Systematic Validation of the Single Scatter Simulation Protocol on Philips Gemini PET/CT

  • Dr Sylvia Gong, Centre for P.E.T., Austin Hospital, Melbourne, Australia
  • Dr Graeme O'Keefe, Centre for P.E.T., Austin Hospital, Melbourne, Australia
  • Dr Aurora Poon, Centre for P.E.T., Austin Hospital, Melbourne, Australia
  • Dr Sam Berlangieri, Australia
  • Kunthi Pathmaraj, Centre for P.E.T., Austin Hospital, Melbourne, Australia
  • Ms Jessica Welch, Australia
  • Jason Bradley, Centre for P.E.T., Austin Hospital, Melbourne, Australia
  • Prof Andrew Scott, Centre for P.E.T., Austin Hospital, Melbourne, Australia
  • Objective: Single scatter simulation (SSS) promises to provide more accurate scatter correction for 3D PET than background subtraction (BGS) method. The study investigates image artifacts and SUV discrepancy observed in SSS images.
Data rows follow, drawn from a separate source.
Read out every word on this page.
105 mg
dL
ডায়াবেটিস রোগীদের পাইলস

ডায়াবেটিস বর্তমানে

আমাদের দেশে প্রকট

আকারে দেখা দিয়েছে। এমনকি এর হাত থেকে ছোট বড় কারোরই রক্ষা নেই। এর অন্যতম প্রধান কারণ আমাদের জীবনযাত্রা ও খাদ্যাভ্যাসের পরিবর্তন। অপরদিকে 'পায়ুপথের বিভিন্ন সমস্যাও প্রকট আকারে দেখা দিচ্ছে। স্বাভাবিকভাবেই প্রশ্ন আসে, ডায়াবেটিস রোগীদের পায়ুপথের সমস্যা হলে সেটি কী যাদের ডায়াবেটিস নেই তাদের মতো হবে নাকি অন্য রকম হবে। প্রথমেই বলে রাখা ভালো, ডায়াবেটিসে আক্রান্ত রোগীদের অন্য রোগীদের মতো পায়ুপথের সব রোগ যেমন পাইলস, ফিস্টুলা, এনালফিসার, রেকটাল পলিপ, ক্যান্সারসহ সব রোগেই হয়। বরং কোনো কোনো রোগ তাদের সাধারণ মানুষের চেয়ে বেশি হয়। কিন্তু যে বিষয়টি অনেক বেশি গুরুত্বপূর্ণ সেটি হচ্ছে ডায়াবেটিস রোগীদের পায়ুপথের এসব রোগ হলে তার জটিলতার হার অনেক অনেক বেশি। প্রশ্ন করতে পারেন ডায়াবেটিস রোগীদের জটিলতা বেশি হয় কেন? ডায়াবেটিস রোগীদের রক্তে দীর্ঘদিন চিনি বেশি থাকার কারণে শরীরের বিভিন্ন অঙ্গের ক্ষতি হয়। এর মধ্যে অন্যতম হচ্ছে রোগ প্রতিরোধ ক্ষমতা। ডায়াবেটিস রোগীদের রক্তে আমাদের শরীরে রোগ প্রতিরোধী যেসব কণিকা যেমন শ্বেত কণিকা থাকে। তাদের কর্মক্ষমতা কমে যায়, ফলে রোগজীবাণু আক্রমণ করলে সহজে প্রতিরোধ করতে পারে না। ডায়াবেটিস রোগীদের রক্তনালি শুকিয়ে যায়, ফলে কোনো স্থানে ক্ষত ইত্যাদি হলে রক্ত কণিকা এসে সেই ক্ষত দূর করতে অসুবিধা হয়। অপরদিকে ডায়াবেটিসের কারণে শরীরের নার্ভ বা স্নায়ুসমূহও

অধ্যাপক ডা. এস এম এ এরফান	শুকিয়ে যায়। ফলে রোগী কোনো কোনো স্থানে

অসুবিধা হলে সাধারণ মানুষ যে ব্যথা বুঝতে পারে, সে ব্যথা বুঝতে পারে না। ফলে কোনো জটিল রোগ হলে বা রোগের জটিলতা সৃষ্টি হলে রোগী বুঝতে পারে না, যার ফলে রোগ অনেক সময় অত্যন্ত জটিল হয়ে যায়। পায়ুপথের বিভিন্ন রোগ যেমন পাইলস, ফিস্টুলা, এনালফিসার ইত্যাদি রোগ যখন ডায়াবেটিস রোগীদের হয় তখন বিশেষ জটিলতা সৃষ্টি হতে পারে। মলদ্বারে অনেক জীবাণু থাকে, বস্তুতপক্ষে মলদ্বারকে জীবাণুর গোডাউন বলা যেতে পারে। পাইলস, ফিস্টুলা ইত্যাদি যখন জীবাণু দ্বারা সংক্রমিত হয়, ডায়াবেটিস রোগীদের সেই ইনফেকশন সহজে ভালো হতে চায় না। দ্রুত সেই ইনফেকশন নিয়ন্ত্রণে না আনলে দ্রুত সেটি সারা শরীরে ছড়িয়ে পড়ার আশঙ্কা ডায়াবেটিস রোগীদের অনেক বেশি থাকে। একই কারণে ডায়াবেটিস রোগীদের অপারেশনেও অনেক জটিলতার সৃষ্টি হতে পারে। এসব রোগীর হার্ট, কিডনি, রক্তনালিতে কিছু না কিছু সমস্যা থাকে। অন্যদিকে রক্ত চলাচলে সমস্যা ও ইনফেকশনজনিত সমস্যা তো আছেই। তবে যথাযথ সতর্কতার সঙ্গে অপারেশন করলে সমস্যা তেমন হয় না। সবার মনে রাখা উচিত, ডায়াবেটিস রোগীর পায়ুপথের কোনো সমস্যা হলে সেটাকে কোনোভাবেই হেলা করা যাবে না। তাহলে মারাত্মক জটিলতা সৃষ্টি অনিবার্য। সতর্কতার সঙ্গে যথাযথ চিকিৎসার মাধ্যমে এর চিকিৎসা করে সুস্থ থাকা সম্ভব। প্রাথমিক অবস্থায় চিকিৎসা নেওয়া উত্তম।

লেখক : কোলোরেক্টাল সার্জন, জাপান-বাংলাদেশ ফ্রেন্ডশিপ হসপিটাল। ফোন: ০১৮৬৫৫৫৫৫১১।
This leads to the systematic validation of the protocol parameters for its optimal implementation.
    Methods: PET/CT/Cs scans of F-18 lung phantom with hot and cold spheres, F-18 flood and Ge-68 solid uniformity phantoms were acquired on a Philips Gemini PET/CT individually. Phantom images were reconstructed using various protocol parameters and assessed quantitatively. Images of 20 consecutive patients and 10 large patients (>100kg) were processed in the same way and assessed blindly by two physicians.
    Results: SUV was 20±3% less in images corrected with SSS comparing to BGS. The overall quality and contrast rating indices are 3.7±0.48 and 3.9±0.38 for SSS images, 3.8±0.32 and 3.6±0.52 for BGS images respectively (score 4 indicates best and 1 the worst). The implementation of SSS using small sinogram with 1 iteration of 2D RAMLA achieved similar scatter estimation to the protocol using big sinogram with 2 iterations of 3D RAMLA but half of its total processing time (3.7±0.6 mins/frame).
    Conclusion: SSS offers a feasible alternative to BGS within acceptable time for clinical whole-body scans. Scatter scaling and subtraction must be performed prior to 3D reconstruction with attenuation correction for accurate compensation. To confirm clinical and research scans assessed within a multi-scanner PET centre having a known degree of SUV consistency, calibrations need be performed correspondingly to the adopted correction and reconstruction protocols.